Business Intelligence and big data analytics is a broad category of methods and technologies for gathering, providing access to, and analyzing data for the purpose of helping enterprise users make better business decisions. The term implies having a comprehensive knowledge of all factors that affect a business, such as customers, competitors, business partners, economic environment, and internal operations, therefore enabling optimal decisions to be made.
This course provides students with a detailed coverage and a practical guidance to mathematical models and analysis methodologies of business intelligence and big data analytics. It covers all the hot topics such as big data revolution, data warehousing, data mining and its applications, machine learning. It provides a systematic and rigorous treatment of each concept, combined by an extensive use of examples and numerous real-life case studies.
Syllabus
Business Intelligence and Big Data Analytics
Effective and timely decisions. Data, information and knowledge. Development of business intelligence and big data architectures. Decision support systems. Decision-making process. Data warehousing. Data quality. OLAP and multidimensional analysis. Data mining, classical statistics and OLAP. Applications of data mining. Representation of input data. Data mining process.
Data preparation and exploratory analysis
Data validation. Data transformation. Feature extraction. Data reduction. Sampling. Feature selection. Principal component analysis. Data discretization. Univariate analysis: graphical analysis, measures of central tendency, dispersion, relative location, identification of outliers, measures of heterogeneity, analysis of the empirical density. Bivariate analysis: graphical analysis, measures of correlation, contingency tables. Multivariate analysis: graphical analysis, measures of correlation.
Regression
Structure of regression models. Simple linear regression. Multiple linear regression. Assumptions on the residuals.

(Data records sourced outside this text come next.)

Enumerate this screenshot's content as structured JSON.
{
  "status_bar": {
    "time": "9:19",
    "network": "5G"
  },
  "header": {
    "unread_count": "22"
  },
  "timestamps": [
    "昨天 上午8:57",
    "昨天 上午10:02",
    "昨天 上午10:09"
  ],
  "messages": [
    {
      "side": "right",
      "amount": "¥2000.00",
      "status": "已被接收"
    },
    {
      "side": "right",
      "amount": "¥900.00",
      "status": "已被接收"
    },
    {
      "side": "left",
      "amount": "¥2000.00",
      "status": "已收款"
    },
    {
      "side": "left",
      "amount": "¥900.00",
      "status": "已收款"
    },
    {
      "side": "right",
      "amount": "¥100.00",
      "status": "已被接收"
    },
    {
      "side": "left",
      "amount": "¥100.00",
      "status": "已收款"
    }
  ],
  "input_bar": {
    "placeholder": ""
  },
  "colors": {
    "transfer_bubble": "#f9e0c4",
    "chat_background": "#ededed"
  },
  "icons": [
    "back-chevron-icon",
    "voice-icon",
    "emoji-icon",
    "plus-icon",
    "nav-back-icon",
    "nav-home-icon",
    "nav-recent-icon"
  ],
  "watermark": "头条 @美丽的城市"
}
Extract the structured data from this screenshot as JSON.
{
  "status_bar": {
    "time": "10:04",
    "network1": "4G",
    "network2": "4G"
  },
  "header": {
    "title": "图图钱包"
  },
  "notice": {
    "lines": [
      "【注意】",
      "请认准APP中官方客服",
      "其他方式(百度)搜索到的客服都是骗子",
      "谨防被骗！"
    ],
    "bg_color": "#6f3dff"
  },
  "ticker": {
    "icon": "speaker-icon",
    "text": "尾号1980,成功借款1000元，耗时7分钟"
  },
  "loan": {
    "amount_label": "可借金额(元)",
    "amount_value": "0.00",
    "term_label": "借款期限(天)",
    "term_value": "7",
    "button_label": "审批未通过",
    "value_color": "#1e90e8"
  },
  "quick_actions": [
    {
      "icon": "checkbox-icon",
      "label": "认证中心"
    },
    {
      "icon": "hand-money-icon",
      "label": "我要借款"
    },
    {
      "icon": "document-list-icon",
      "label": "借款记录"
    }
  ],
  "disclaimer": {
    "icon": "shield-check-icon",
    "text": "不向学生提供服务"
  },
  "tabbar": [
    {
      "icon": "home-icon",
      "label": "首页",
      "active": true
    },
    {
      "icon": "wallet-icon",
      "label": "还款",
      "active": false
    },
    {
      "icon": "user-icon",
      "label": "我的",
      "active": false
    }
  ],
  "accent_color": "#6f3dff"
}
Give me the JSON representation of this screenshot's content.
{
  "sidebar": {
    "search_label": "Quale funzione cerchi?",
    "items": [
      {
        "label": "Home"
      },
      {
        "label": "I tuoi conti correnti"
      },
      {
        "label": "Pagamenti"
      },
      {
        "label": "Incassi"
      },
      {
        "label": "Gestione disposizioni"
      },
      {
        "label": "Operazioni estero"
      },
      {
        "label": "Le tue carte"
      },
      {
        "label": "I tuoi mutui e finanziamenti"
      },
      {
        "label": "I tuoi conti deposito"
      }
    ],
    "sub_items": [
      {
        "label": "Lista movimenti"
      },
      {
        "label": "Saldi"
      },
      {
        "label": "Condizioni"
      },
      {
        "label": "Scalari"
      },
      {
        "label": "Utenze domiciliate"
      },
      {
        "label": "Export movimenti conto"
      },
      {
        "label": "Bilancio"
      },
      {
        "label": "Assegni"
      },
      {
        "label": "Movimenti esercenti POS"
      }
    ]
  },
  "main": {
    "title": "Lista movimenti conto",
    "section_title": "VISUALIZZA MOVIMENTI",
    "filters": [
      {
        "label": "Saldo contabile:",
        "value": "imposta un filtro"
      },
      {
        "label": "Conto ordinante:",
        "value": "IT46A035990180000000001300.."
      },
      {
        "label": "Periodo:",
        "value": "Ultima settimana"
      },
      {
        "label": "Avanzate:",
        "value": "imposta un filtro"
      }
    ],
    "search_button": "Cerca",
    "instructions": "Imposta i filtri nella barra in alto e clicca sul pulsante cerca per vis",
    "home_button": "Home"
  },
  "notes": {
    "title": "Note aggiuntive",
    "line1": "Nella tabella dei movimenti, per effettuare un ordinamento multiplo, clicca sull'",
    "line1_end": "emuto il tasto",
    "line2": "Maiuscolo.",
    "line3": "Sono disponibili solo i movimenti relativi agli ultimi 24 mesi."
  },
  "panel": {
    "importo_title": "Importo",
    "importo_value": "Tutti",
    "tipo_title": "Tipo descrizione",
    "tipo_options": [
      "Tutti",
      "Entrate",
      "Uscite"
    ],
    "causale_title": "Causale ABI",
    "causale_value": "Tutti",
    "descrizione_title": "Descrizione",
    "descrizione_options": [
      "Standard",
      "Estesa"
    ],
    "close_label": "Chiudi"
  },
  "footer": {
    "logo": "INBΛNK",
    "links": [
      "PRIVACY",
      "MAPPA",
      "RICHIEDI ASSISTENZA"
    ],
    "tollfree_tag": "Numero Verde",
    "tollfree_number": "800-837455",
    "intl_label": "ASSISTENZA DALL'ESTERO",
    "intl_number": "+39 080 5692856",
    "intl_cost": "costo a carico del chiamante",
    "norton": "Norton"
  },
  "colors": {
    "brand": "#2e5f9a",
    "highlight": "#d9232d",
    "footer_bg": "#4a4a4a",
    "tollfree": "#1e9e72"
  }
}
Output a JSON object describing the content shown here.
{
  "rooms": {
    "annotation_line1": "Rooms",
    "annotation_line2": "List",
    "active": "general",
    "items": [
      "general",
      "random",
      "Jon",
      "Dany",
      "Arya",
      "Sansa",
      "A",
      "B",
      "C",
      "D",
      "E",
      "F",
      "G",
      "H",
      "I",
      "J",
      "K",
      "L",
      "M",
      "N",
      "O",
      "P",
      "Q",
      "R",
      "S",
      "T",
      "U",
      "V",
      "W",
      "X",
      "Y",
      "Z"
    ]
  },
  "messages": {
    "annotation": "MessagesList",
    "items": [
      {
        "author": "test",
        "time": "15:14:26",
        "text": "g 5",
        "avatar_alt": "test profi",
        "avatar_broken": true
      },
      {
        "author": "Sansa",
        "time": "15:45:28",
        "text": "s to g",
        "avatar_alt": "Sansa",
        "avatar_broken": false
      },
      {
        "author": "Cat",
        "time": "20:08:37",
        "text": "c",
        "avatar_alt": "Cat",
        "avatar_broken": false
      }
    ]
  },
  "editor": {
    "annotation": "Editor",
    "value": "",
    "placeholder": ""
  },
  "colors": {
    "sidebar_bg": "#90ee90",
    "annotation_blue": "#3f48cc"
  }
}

Treatment of categorical attributes. Ridge regression. Generalized linear regression. Validation of regression models: normality and independence of the residuals, significance of the coefficients, analysis of variance, coefficient of determination, coefficient of linear correlation, multicollinearity, confidence and prediction limits. Selection of predictive variables.
Classification
Taxonomy of classification models. Evaluation of classification models: holdout method, repeated random sampling, cross-validation, confusion matrices, ROC curve charts, cumulative gain and lift charts. Classification trees: splitting rules, stopping criteria and pruning rules. Bayesian methods: naive Bayesian classifiers, Bayesian networks. Logistic regression. Neural networks: Rosenblatt perceptron, multi-level feed-forward networks. Support vector machines: structural risk minimization, maximal margin hyperplane for linear separation, nonlinear separation.
Association rules
Motivation and evaluation of association rules. Single-dimension association rules. Apriori algorithm. Generation of frequent itemsets, generation of strong rules. General association rules.
Clustering
Taxonomy of clustering methods. Affinity measures. Partition methods: K-means, K-medoids. Hierarchical methods: agglomerative methods, divisive methods. Evaluation of clustering models.
Applications and business case studies
Applications in relational marketing: lifetime value analysis, acquisition, retention, cross-selling and up-selling, market basket analysis. Web mining. Social market analysis. Text mining. Fraud and anomaly detection.
|